Монархическая реставрация в России, которой новые «соседи» в значительной мере со-слепа сочувствуют, очень скоро положила бы конец их непрочной независимости. Только торжество идей русской революции, торжество идей Интернационала может их спасти. Хозяйство, а следовательно, и мощь России неизбежно восстановятся, если не через десять, то через двадцать, через тридцать, сорок лет, и все эти карточные домики политических новообразований рассыпались бы под стихийным ее напором. Одним словом, история неизбежно повторилась бы, если не восторжествует идея Интернационала и не потеряют свое значение политические границы государств.

И все это произошло бы без всякого злого умысла со стороны России. Россия-матушка, единственно по своему росту и связанной с ним стихийной прожорливости, слопала без разбора и эстов, и латышей, и финнов, и татар, и сибирских инородцев, и кавказских горцев и бессарабских молдаван. Попадались по пути и такие крупные и неудобоваримые куски, как Польша.

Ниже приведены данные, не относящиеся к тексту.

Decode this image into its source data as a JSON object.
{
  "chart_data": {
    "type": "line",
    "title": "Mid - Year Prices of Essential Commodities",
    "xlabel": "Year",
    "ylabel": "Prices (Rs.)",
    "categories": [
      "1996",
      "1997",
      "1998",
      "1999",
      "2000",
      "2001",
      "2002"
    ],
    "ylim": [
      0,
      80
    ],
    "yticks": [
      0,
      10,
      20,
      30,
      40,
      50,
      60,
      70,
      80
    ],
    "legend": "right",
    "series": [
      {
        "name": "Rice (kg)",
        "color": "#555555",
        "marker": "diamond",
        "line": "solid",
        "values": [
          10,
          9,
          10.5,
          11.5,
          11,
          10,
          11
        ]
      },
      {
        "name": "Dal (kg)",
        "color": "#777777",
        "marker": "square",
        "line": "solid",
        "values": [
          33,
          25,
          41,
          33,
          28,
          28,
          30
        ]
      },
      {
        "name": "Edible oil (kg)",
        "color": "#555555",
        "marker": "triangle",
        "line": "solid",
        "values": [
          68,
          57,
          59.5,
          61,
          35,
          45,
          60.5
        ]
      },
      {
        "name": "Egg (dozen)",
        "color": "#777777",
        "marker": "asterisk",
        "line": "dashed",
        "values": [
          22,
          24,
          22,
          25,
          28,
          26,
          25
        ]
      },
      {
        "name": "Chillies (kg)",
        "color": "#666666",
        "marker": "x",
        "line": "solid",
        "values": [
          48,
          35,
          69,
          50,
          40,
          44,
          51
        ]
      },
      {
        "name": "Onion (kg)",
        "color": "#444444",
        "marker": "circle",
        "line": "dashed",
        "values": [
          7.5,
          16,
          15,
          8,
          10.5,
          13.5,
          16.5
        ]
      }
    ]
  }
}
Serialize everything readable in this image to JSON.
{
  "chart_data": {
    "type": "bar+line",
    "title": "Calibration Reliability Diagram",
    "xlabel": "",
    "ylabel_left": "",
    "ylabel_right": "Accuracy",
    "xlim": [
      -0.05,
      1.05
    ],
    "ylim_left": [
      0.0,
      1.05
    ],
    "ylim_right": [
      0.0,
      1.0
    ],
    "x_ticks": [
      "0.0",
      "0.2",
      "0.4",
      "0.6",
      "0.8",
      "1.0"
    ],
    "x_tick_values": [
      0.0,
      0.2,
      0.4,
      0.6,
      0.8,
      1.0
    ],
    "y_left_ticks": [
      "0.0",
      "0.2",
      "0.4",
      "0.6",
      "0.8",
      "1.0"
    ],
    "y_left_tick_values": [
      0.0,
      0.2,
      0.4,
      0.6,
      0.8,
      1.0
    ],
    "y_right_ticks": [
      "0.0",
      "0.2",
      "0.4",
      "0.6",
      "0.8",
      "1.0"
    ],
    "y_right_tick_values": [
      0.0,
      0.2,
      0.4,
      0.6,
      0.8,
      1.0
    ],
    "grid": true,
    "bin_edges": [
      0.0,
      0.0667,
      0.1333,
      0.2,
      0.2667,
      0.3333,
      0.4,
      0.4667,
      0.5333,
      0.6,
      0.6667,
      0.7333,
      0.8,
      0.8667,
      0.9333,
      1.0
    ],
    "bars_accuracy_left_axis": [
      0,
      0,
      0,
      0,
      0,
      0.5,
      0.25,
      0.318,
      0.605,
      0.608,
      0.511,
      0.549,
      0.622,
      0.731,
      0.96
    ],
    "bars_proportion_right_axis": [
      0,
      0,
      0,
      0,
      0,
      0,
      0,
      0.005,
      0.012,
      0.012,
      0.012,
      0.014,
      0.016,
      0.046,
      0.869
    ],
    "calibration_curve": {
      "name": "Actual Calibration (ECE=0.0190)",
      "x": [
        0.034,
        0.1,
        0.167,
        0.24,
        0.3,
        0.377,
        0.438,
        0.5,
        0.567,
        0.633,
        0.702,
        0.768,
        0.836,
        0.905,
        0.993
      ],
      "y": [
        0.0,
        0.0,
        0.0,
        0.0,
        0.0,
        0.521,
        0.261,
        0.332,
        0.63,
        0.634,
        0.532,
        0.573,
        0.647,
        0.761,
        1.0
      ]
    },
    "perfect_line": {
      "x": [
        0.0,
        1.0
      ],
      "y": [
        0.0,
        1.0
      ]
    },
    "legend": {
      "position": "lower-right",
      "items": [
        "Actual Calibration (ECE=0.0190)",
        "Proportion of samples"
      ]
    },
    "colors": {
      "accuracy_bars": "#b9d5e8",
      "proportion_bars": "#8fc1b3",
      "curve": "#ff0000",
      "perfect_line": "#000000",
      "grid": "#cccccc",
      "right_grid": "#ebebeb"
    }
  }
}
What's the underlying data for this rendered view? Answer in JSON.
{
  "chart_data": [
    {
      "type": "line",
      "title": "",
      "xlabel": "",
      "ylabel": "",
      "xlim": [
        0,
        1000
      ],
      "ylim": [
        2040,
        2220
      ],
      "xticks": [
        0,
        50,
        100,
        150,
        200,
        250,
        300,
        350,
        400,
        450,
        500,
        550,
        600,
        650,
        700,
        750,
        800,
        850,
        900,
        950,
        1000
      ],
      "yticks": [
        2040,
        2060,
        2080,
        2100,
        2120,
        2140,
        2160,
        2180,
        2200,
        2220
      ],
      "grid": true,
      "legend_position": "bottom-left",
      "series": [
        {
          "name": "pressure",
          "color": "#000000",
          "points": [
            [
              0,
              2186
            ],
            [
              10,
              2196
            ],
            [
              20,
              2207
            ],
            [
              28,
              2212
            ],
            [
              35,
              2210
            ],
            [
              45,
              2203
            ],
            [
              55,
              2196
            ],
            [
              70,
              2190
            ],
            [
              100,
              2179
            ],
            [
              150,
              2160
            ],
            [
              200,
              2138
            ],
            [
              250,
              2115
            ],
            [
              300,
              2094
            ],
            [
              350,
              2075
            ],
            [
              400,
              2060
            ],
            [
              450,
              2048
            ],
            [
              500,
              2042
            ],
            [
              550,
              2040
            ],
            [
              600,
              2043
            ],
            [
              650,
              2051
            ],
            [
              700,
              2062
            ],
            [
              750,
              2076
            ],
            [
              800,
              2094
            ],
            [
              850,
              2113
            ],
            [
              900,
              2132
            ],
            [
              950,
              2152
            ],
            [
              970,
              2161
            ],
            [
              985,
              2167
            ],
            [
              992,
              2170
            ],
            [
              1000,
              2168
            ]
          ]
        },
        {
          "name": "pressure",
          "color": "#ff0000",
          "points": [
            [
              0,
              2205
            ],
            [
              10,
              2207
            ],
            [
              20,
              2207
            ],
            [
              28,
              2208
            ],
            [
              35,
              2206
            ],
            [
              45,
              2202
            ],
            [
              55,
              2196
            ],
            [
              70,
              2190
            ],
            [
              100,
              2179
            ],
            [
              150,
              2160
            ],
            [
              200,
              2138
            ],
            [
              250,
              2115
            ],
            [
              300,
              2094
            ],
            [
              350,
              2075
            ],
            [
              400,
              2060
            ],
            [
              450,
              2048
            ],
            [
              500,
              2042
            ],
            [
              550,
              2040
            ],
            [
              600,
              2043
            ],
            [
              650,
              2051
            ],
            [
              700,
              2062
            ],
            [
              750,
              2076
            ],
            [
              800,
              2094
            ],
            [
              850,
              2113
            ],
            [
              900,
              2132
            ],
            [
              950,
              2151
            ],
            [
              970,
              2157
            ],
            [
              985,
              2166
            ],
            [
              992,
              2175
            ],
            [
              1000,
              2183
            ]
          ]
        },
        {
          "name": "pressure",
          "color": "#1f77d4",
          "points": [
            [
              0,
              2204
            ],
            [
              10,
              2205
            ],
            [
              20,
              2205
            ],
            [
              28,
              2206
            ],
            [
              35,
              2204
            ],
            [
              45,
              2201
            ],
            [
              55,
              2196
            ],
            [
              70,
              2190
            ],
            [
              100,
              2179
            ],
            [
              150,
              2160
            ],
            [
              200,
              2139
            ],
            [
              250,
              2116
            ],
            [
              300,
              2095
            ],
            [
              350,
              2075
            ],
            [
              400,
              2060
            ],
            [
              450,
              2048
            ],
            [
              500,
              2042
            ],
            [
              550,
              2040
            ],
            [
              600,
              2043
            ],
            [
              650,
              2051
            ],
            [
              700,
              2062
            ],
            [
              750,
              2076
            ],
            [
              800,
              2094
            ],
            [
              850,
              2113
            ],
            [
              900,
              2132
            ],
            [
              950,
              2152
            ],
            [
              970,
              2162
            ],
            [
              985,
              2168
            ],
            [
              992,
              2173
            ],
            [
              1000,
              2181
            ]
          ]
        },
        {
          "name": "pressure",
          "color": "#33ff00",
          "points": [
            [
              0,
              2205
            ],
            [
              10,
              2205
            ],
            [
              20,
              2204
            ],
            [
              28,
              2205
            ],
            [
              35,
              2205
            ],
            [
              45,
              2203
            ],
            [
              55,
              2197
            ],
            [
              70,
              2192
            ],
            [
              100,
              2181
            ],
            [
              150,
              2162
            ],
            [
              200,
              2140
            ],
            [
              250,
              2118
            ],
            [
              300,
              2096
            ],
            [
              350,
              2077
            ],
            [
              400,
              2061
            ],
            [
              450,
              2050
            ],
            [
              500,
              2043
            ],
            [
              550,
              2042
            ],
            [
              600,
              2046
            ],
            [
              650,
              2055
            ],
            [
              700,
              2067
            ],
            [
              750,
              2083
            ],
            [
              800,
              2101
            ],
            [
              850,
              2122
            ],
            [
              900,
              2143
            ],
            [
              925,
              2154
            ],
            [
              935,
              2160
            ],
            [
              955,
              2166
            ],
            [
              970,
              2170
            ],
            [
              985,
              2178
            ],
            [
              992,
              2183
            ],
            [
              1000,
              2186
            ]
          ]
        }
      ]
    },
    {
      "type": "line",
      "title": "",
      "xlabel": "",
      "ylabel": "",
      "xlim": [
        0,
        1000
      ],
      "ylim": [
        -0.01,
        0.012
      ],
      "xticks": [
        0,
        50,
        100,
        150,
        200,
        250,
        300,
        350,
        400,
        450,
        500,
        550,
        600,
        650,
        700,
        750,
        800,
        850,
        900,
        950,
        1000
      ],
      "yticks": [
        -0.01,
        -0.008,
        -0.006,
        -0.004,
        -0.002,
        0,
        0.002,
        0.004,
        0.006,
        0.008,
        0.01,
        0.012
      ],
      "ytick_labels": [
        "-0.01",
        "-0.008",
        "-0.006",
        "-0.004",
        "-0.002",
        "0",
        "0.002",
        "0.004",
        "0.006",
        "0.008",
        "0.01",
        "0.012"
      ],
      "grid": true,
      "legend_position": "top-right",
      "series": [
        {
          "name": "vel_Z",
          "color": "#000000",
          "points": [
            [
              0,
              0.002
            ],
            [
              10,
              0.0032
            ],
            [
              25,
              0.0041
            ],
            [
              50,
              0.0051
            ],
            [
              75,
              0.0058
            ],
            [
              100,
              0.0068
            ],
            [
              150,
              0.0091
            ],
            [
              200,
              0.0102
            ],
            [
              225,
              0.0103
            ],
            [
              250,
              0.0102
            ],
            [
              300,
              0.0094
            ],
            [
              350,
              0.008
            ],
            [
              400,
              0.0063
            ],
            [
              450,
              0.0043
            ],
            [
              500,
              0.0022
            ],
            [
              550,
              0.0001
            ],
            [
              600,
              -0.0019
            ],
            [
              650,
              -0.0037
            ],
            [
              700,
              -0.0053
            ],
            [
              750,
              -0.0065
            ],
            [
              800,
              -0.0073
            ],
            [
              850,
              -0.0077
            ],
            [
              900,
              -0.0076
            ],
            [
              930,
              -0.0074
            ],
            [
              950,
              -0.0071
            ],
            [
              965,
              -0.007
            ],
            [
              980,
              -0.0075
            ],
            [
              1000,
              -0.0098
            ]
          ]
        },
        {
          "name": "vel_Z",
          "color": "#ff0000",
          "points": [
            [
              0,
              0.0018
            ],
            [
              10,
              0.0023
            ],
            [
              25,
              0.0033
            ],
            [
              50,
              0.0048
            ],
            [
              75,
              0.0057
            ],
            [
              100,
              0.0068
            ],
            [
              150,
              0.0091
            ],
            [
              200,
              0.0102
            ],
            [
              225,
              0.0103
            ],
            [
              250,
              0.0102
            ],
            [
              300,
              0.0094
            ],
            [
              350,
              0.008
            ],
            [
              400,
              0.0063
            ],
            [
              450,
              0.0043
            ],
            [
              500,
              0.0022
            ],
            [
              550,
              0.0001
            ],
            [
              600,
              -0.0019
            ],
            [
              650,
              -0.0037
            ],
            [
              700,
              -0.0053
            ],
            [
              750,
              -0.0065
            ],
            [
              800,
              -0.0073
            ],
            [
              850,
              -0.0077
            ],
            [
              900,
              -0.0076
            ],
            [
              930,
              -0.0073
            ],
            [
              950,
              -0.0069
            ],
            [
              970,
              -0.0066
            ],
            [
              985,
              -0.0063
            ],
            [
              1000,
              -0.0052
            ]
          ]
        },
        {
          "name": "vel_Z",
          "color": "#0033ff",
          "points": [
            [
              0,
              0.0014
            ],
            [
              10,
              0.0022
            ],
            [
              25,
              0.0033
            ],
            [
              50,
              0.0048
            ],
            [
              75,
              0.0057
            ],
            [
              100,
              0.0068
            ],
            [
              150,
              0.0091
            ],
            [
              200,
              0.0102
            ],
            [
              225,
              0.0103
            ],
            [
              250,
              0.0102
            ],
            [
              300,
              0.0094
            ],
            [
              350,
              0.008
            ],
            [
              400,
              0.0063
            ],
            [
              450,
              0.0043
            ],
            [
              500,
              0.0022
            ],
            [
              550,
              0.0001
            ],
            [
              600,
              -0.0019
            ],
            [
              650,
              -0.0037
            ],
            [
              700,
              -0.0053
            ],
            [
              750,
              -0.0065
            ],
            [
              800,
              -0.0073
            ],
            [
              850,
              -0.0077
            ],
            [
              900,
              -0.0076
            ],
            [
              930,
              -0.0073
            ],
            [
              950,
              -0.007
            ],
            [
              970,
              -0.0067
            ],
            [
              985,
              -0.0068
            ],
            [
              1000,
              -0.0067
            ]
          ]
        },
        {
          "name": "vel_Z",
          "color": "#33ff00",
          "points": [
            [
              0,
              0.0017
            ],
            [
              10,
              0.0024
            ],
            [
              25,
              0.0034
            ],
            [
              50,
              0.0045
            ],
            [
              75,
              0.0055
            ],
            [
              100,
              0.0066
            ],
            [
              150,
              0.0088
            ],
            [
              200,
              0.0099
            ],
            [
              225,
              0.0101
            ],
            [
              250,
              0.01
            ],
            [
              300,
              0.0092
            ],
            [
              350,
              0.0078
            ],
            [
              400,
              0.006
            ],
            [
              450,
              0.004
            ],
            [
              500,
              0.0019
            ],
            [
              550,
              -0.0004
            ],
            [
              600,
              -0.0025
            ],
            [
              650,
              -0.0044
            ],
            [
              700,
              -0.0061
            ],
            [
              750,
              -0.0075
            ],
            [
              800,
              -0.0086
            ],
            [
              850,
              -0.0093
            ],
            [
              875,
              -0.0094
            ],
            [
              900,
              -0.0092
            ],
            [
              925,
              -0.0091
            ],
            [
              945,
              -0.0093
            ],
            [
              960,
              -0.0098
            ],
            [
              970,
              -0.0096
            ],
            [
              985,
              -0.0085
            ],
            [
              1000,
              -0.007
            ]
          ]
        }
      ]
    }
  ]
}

Александр II был миролюбив и войны боялся. Доставшаяся ему в наследие Крымская война и затем вынужденно заключенный им Парижский мир оставили самое тяжелое воспоминание.

В 1863 году, председательствуя на одном совещании своих сановников по вопросам внешней политики, Александр сказал:

«Семь лет тому назад я совершил за этим столом один поступок, который я могу определить, так как совершил его я. Я подписал Парижский договор, и это было трусостью, и я этого не повторю». /127/

В этом заявлении царя были две ошибки: и относительно прошлого, и относительно будущего.

Парижский договор и унижение России были следствием не трусости Александра, а трусости Николая, который так дрожал за свое самодержавие, что этому страху всецело подчинил свою внешнюю и свою внутреннюю политику. А в будущем Александру в 1878 г., после победоносной войны, пришлось подчиниться судилищу Берлинского конгресса, едва ли не более унизительному для России, чем Парижский трактат.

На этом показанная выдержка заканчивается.